On October 5, 1960, appellant was granted an absolute divorce from appellee on the ground of his desertion and permanent custody of their two minor daughters, now 17 and 16 years of age. He was directed to pay $60 a month for their support.1 On May 6, 1965, appellant -moved to adjudge appellee in contempt for his failure to comply with the support order, alleging he was in arrears in the amount of $1,560. Ap-pellee opposed the motion, denying he was in default. After a hearing, at which both parents testified, the trial judge, on June 25, 1965, found appellee was not in arrears in any amount and dismissed appellant's motion for contempt. No appeal was noted from that order.
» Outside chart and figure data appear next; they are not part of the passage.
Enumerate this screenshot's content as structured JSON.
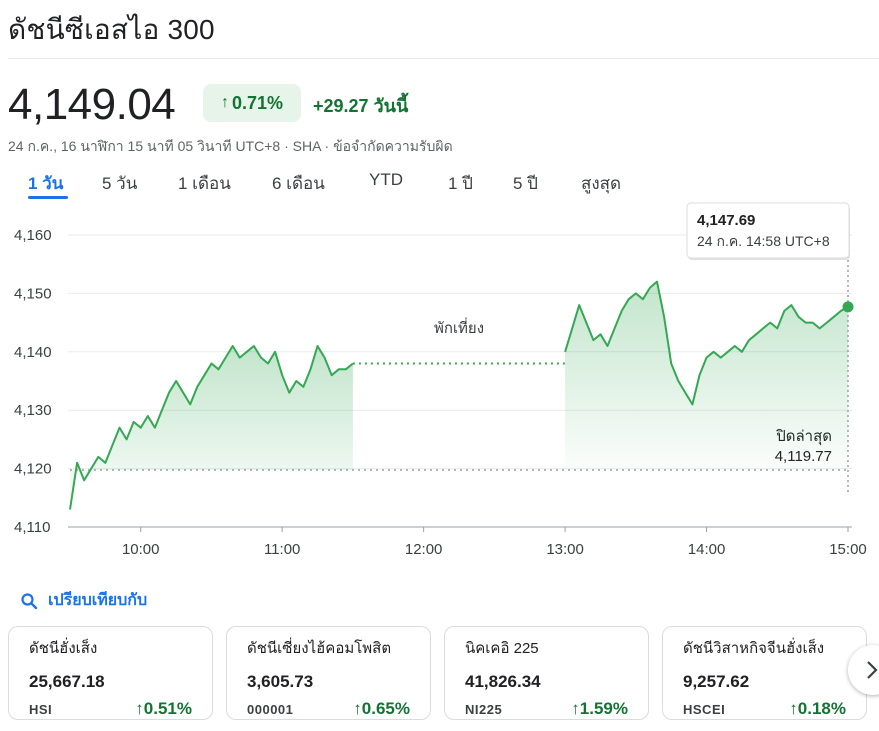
{
  "header": {
    "title": "ดัชนีซีเอสไอ 300",
    "price": "4,149.04",
    "change_pct": "0.71%",
    "change_abs": "+29.27 วันนี้",
    "meta": "24 ก.ค., 16 นาฬิกา 15 นาที 05 วินาที UTC+8 · SHA · ข้อจำกัดความรับผิด"
  },
  "tabs": [
    "1 วัน",
    "5 วัน",
    "1 เดือน",
    "6 เดือน",
    "YTD",
    "1 ปี",
    "5 ปี",
    "สูงสุด"
  ],
  "active_tab": "1 วัน",
  "colors": {
    "up": "#137333",
    "line": "#34a853",
    "accent": "#1a73e8",
    "grid": "#e8eaed"
  },
  "chart_data": {
    "type": "area",
    "ylim": [
      4110,
      4160
    ],
    "yticks": [
      "4,160",
      "4,150",
      "4,140",
      "4,130",
      "4,120",
      "4,110"
    ],
    "xticks": [
      "10:00",
      "11:00",
      "12:00",
      "13:00",
      "14:00",
      "15:00"
    ],
    "grid": true,
    "lunch_label": "พักเที่ยง",
    "previous_close": {
      "label": "ปิดล่าสุด",
      "value": 4119.77,
      "value_text": "4,119.77"
    },
    "tooltip": {
      "value": "4,147.69",
      "time": "24 ก.ค. 14:58 UTC+8"
    },
    "morning": {
      "x": [
        "9:30",
        "9:33",
        "9:36",
        "9:39",
        "9:42",
        "9:45",
        "9:48",
        "9:51",
        "9:54",
        "9:57",
        "10:00",
        "10:03",
        "10:06",
        "10:09",
        "10:12",
        "10:15",
        "10:18",
        "10:21",
        "10:24",
        "10:27",
        "10:30",
        "10:33",
        "10:36",
        "10:39",
        "10:42",
        "10:45",
        "10:48",
        "10:51",
        "10:54",
        "10:57",
        "11:00",
        "11:03",
        "11:06",
        "11:09",
        "11:12",
        "11:15",
        "11:18",
        "11:21",
        "11:24",
        "11:27",
        "11:30"
      ],
      "y": [
        4113,
        4121,
        4118,
        4120,
        4122,
        4121,
        4124,
        4127,
        4125,
        4128,
        4127,
        4129,
        4127,
        4130,
        4133,
        4135,
        4133,
        4131,
        4134,
        4136,
        4138,
        4137,
        4139,
        4141,
        4139,
        4140,
        4141,
        4139,
        4138,
        4140,
        4136,
        4133,
        4135,
        4134,
        4137,
        4141,
        4139,
        4136,
        4137,
        4137,
        4138
      ]
    },
    "afternoon": {
      "x": [
        "13:00",
        "13:03",
        "13:06",
        "13:09",
        "13:12",
        "13:15",
        "13:18",
        "13:21",
        "13:24",
        "13:27",
        "13:30",
        "13:33",
        "13:36",
        "13:39",
        "13:42",
        "13:45",
        "13:48",
        "13:51",
        "13:54",
        "13:57",
        "14:00",
        "14:03",
        "14:06",
        "14:09",
        "14:12",
        "14:15",
        "14:18",
        "14:21",
        "14:24",
        "14:27",
        "14:30",
        "14:33",
        "14:36",
        "14:39",
        "14:42",
        "14:45",
        "14:48",
        "14:51",
        "14:54",
        "14:57",
        "15:00"
      ],
      "y": [
        4140,
        4144,
        4148,
        4145,
        4142,
        4143,
        4141,
        4144,
        4147,
        4149,
        4150,
        4149,
        4151,
        4152,
        4146,
        4138,
        4135,
        4133,
        4131,
        4136,
        4139,
        4140,
        4139,
        4140,
        4141,
        4140,
        4142,
        4143,
        4144,
        4145,
        4144,
        4147,
        4148,
        4146,
        4145,
        4145,
        4144,
        4145,
        4146,
        4147,
        4147.69
      ]
    }
  },
  "compare": {
    "label": "เปรียบเทียบกับ"
  },
  "cards": [
    {
      "name": "ดัชนีฮั่งเส็ง",
      "value": "25,667.18",
      "symbol": "HSI",
      "pct": "0.51%"
    },
    {
      "name": "ดัชนีเซี่ยงไฮ้คอมโพสิต",
      "value": "3,605.73",
      "symbol": "000001",
      "pct": "0.65%"
    },
    {
      "name": "นิคเคอิ 225",
      "value": "41,826.34",
      "symbol": "NI225",
      "pct": "1.59%"
    },
    {
      "name": "ดัชนีวิสาหกิจจีนฮั่งเส็ง",
      "value": "9,257.62",
      "symbol": "HSCEI",
      "pct": "0.18%"
    }
  ]
}
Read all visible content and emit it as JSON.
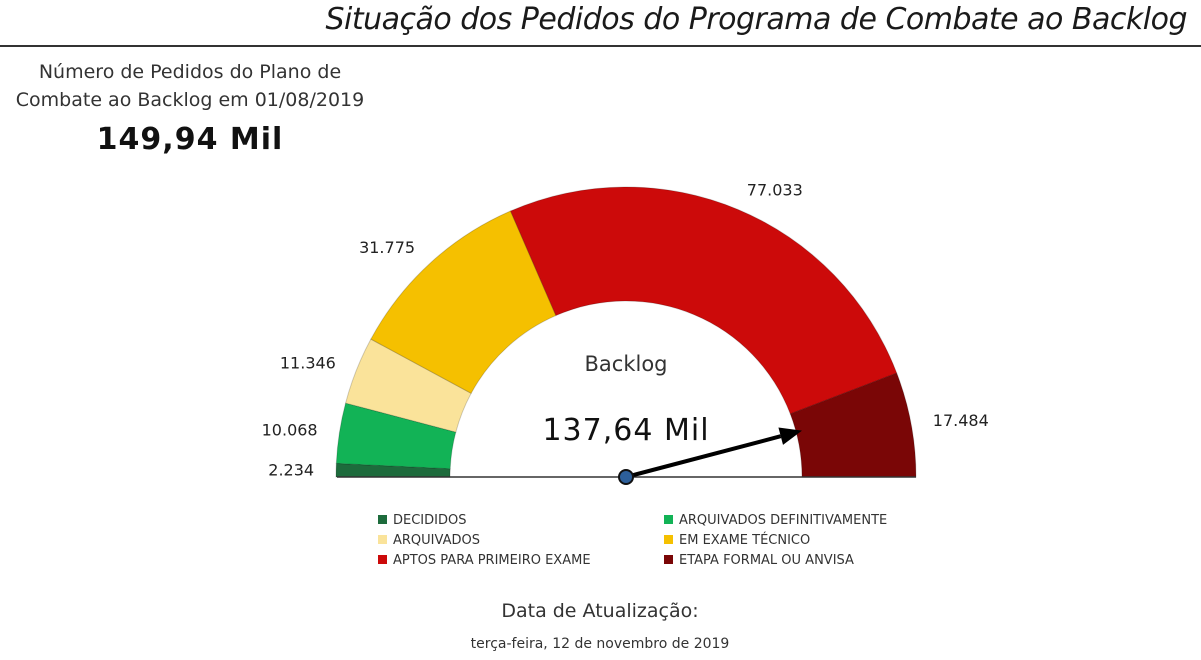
{
  "title": "Situação dos Pedidos do Programa de Combate ao Backlog",
  "plan_card": {
    "label": "Número de Pedidos do Plano de Combate ao Backlog em 01/08/2019",
    "value": "149,94 Mil"
  },
  "gauge": {
    "center_label": "Backlog",
    "center_value": "137,64 Mil"
  },
  "update": {
    "label": "Data de Atualização:",
    "date": "terça-feira, 12 de novembro de 2019"
  },
  "chart_data": {
    "type": "gauge",
    "title": "",
    "categories": [
      "DECIDIDOS",
      "ARQUIVADOS DEFINITIVAMENTE",
      "ARQUIVADOS",
      "EM EXAME TÉCNICO",
      "APTOS PARA PRIMEIRO EXAME",
      "ETAPA FORMAL OU ANVISA"
    ],
    "values": [
      2234,
      10068,
      11346,
      31775,
      77033,
      17484
    ],
    "value_labels": [
      "2.234",
      "10.068",
      "11.346",
      "31.775",
      "77.033",
      "17.484"
    ],
    "colors": [
      "#1d6b3c",
      "#12b356",
      "#fae39a",
      "#f5c000",
      "#cc0a0a",
      "#7a0606"
    ],
    "pointer_label": "137,64 Mil",
    "pointer_value": 137640,
    "total": 149940,
    "legend_position": "bottom"
  }
}
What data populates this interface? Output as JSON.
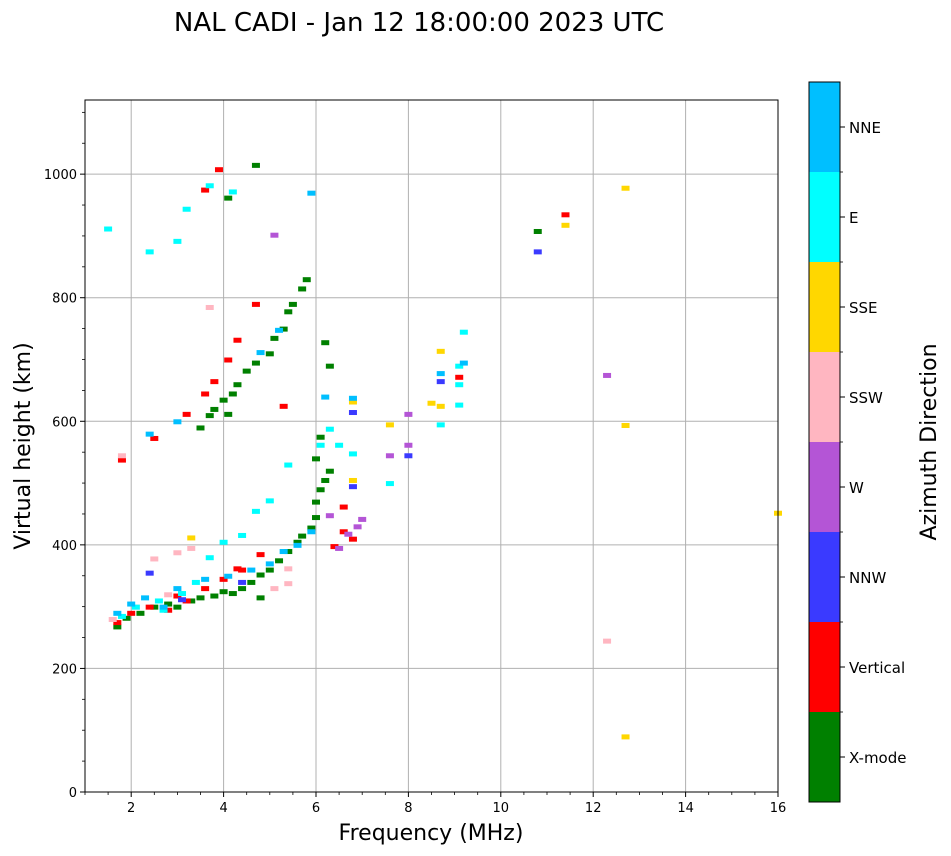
{
  "chart_data": {
    "type": "scatter",
    "title": "NAL CADI - Jan 12 18:00:00 2023 UTC",
    "xlabel": "Frequency (MHz)",
    "ylabel": "Virtual height (km)",
    "xlim": [
      1,
      16
    ],
    "ylim": [
      0,
      1120
    ],
    "xticks": [
      2,
      4,
      6,
      8,
      10,
      12,
      14,
      16
    ],
    "xtick_labels": [
      "2",
      "4",
      "6",
      "8",
      "10",
      "12",
      "14",
      "16"
    ],
    "yticks": [
      0,
      200,
      400,
      600,
      800,
      1000
    ],
    "ytick_labels": [
      "0",
      "200",
      "400",
      "600",
      "800",
      "1000"
    ],
    "grid": true,
    "colorbar": {
      "label": "Azimuth Direction",
      "categories": [
        "X-mode",
        "Vertical",
        "NNW",
        "W",
        "SSW",
        "SSE",
        "E",
        "NNE"
      ],
      "colors": [
        "#008000",
        "#ff0000",
        "#3a3aff",
        "#b455d6",
        "#ffb6c1",
        "#ffd700",
        "#00ffff",
        "#00bfff"
      ]
    },
    "series": [
      {
        "name": "X-mode",
        "color": "#008000",
        "points": [
          [
            1.7,
            268
          ],
          [
            1.9,
            282
          ],
          [
            2.2,
            290
          ],
          [
            2.5,
            300
          ],
          [
            2.8,
            305
          ],
          [
            3.0,
            300
          ],
          [
            3.3,
            310
          ],
          [
            3.5,
            315
          ],
          [
            3.8,
            318
          ],
          [
            4.0,
            325
          ],
          [
            4.2,
            322
          ],
          [
            4.4,
            330
          ],
          [
            4.6,
            340
          ],
          [
            4.8,
            352
          ],
          [
            5.0,
            360
          ],
          [
            5.2,
            375
          ],
          [
            5.4,
            390
          ],
          [
            5.6,
            405
          ],
          [
            5.7,
            415
          ],
          [
            5.9,
            428
          ],
          [
            6.0,
            445
          ],
          [
            6.0,
            470
          ],
          [
            6.1,
            490
          ],
          [
            6.2,
            505
          ],
          [
            6.3,
            520
          ],
          [
            6.0,
            540
          ],
          [
            6.1,
            575
          ],
          [
            4.1,
            612
          ],
          [
            3.8,
            620
          ],
          [
            4.0,
            635
          ],
          [
            4.2,
            645
          ],
          [
            4.3,
            660
          ],
          [
            4.5,
            682
          ],
          [
            4.7,
            695
          ],
          [
            5.0,
            710
          ],
          [
            5.1,
            735
          ],
          [
            5.3,
            750
          ],
          [
            5.4,
            778
          ],
          [
            5.5,
            790
          ],
          [
            5.7,
            815
          ],
          [
            5.8,
            830
          ],
          [
            4.1,
            962
          ],
          [
            4.7,
            1015
          ],
          [
            6.2,
            728
          ],
          [
            6.3,
            690
          ],
          [
            10.8,
            908
          ],
          [
            3.5,
            590
          ],
          [
            3.7,
            610
          ],
          [
            4.8,
            315
          ]
        ]
      },
      {
        "name": "Vertical",
        "color": "#ff0000",
        "points": [
          [
            1.8,
            538
          ],
          [
            2.5,
            573
          ],
          [
            3.2,
            612
          ],
          [
            3.6,
            645
          ],
          [
            3.8,
            665
          ],
          [
            4.1,
            700
          ],
          [
            4.3,
            732
          ],
          [
            4.7,
            790
          ],
          [
            5.3,
            625
          ],
          [
            3.6,
            975
          ],
          [
            3.9,
            1008
          ],
          [
            1.7,
            275
          ],
          [
            2.0,
            290
          ],
          [
            2.4,
            300
          ],
          [
            2.8,
            295
          ],
          [
            3.2,
            310
          ],
          [
            3.6,
            330
          ],
          [
            4.0,
            345
          ],
          [
            4.3,
            362
          ],
          [
            4.8,
            385
          ],
          [
            6.4,
            398
          ],
          [
            6.6,
            422
          ],
          [
            6.6,
            462
          ],
          [
            6.8,
            410
          ],
          [
            9.1,
            672
          ],
          [
            11.4,
            935
          ],
          [
            4.4,
            360
          ],
          [
            3.0,
            318
          ]
        ]
      },
      {
        "name": "NNW",
        "color": "#3a3aff",
        "points": [
          [
            2.4,
            355
          ],
          [
            6.8,
            495
          ],
          [
            6.8,
            615
          ],
          [
            8.0,
            545
          ],
          [
            8.7,
            665
          ],
          [
            10.8,
            875
          ],
          [
            4.4,
            340
          ],
          [
            3.1,
            312
          ]
        ]
      },
      {
        "name": "W",
        "color": "#b455d6",
        "points": [
          [
            5.1,
            902
          ],
          [
            6.5,
            395
          ],
          [
            6.7,
            418
          ],
          [
            6.9,
            430
          ],
          [
            7.0,
            442
          ],
          [
            7.6,
            545
          ],
          [
            8.0,
            562
          ],
          [
            8.0,
            612
          ],
          [
            12.3,
            675
          ],
          [
            6.3,
            448
          ]
        ]
      },
      {
        "name": "SSW",
        "color": "#ffb6c1",
        "points": [
          [
            1.6,
            280
          ],
          [
            2.1,
            300
          ],
          [
            2.5,
            378
          ],
          [
            3.0,
            388
          ],
          [
            3.3,
            395
          ],
          [
            5.1,
            330
          ],
          [
            5.4,
            338
          ],
          [
            5.4,
            362
          ],
          [
            3.7,
            785
          ],
          [
            12.3,
            245
          ],
          [
            2.8,
            320
          ],
          [
            1.8,
            545
          ]
        ]
      },
      {
        "name": "SSE",
        "color": "#ffd700",
        "points": [
          [
            6.8,
            505
          ],
          [
            6.8,
            632
          ],
          [
            7.6,
            595
          ],
          [
            8.5,
            630
          ],
          [
            8.7,
            714
          ],
          [
            8.7,
            625
          ],
          [
            11.4,
            918
          ],
          [
            12.7,
            978
          ],
          [
            12.7,
            594
          ],
          [
            12.7,
            90
          ],
          [
            16.0,
            452
          ],
          [
            3.3,
            412
          ]
        ]
      },
      {
        "name": "E",
        "color": "#00ffff",
        "points": [
          [
            1.5,
            912
          ],
          [
            2.4,
            875
          ],
          [
            3.0,
            892
          ],
          [
            3.2,
            944
          ],
          [
            3.7,
            982
          ],
          [
            4.2,
            972
          ],
          [
            1.8,
            285
          ],
          [
            2.1,
            300
          ],
          [
            2.6,
            310
          ],
          [
            3.1,
            322
          ],
          [
            3.4,
            340
          ],
          [
            3.7,
            380
          ],
          [
            4.0,
            405
          ],
          [
            4.4,
            416
          ],
          [
            4.7,
            455
          ],
          [
            5.0,
            472
          ],
          [
            5.4,
            530
          ],
          [
            6.1,
            562
          ],
          [
            6.5,
            562
          ],
          [
            6.8,
            548
          ],
          [
            7.6,
            500
          ],
          [
            8.7,
            595
          ],
          [
            9.1,
            627
          ],
          [
            9.1,
            660
          ],
          [
            9.1,
            690
          ],
          [
            9.2,
            745
          ],
          [
            6.3,
            588
          ],
          [
            2.7,
            295
          ]
        ]
      },
      {
        "name": "NNE",
        "color": "#00bfff",
        "points": [
          [
            1.7,
            290
          ],
          [
            2.0,
            305
          ],
          [
            2.3,
            315
          ],
          [
            2.7,
            300
          ],
          [
            3.0,
            330
          ],
          [
            3.6,
            345
          ],
          [
            4.1,
            350
          ],
          [
            4.6,
            360
          ],
          [
            5.0,
            370
          ],
          [
            5.3,
            390
          ],
          [
            5.6,
            400
          ],
          [
            5.9,
            422
          ],
          [
            6.2,
            640
          ],
          [
            6.8,
            638
          ],
          [
            8.7,
            678
          ],
          [
            9.2,
            695
          ],
          [
            4.8,
            712
          ],
          [
            5.2,
            748
          ],
          [
            5.9,
            970
          ],
          [
            2.4,
            580
          ],
          [
            3.0,
            600
          ]
        ]
      }
    ]
  }
}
On July 1, 1965, appellant filed a second motion for contempt, this time seeking arrears in the amount of $1,590. Appellee moved to strike this motion on the ground that the same issues had been decided in his favor when the prior motion for contempt was dismissed.2 After hearing, the trial judge again found appellee was not in arrears and on August 13, 1965, dismissed appellant’s second motion for contempt. It is from this order that the present appeal was taken. Appellant contends the trial judge erred in dismissing her second motion as moot.
From the transcripts of the two hearings it is clear that the trial judge dismissed the first motion because he found no acceptable proof that appellee was in arrears in any amount and dismissed the second motion because it included the originally claimed, but rejected, arrears of $1,560, plus an accrued $30, which latter sum had concededly *856been paid by appellee. At the first hearing appellee testified he had made the decreed payments until June 1962, when the older daughter voluntarily came to live with him and his second wife and since then he had provided full support for her; that his younger daughter had resided in his home for extended periods, during which time he assumed responsibility for her support as well; that since June 1962 he had made support payments by giving money directly to the children, by way of his mother or brothers., on the average of $30-$4Q every two weeks, on pay day, On the other hand, appellant’s testimony was vague and equivocal as to the amount appellee allegedly owed; she made no attempt to set forth the exact period or dates when appellee supposedly failed to comply with the court order; and on many points she confirmed ap-pellee’s averments of support. The trial judge’s conclusion at the end of the hearing that appellant failed to carry her burden is consistent with the finding in the resulting order that defendant was not in arrears in the sum of $1,560 or any other amount.
By her second motion appellant was in effect seeking a retrial of the same alleged arrearages, an opportunity for a second chance to offer more satisfactory evidence. This she cannot do. She cites Johnson v. Johnson, D.C.App., 195 A.2d 406 (1963), as support for her right to bring a second contempt motion covering the same claimed delinquencies, but that case is distinguishable from the instant one upon the facts. In Johnson there was no dispute that the father was in arrears and the amount thereof was verified. We held in Johnson that where a father shows a financial inability to pay which prevented compliance with the court order, the court may decline to punish him and may give him an opportunity to pay the arrearages at a future date. We pointed out, however, that the burden is on the father to show justification for his default and that there is nothing to prevent the trial court from committing him when, upon a subsequent motion seeking to collect the same arrearages, he is unable to present circumstances exculpating him from his continuing failure to comply. See also Suber v. Suber, D.C.App., 195 A.2d 411, 413 (1963).
. The present case does not present a situation where the husband was temporarily excused from payment subject to his compliance with the order of support at a later date. Rather the court found at the first hearing that he was not delinquent in any amount, which finding has adequate support in the record. The second motion, which obviously encompassed the arrear-ages claimed in the first motion, was therefore properly dismissed.
It follows that appellant’s contention that appellee’s $30 payment, made after the first hearing, should have been credited to discharge earlier arrearages clearly has no application.
Affirmed.
. No alimony for appellant was either sought or allowed.
. On August 3, 1965, appellee filed a motion for custody of the two minor children which has not yet been considered and determined by the trial judge. Appellant filed no opposition to this motion.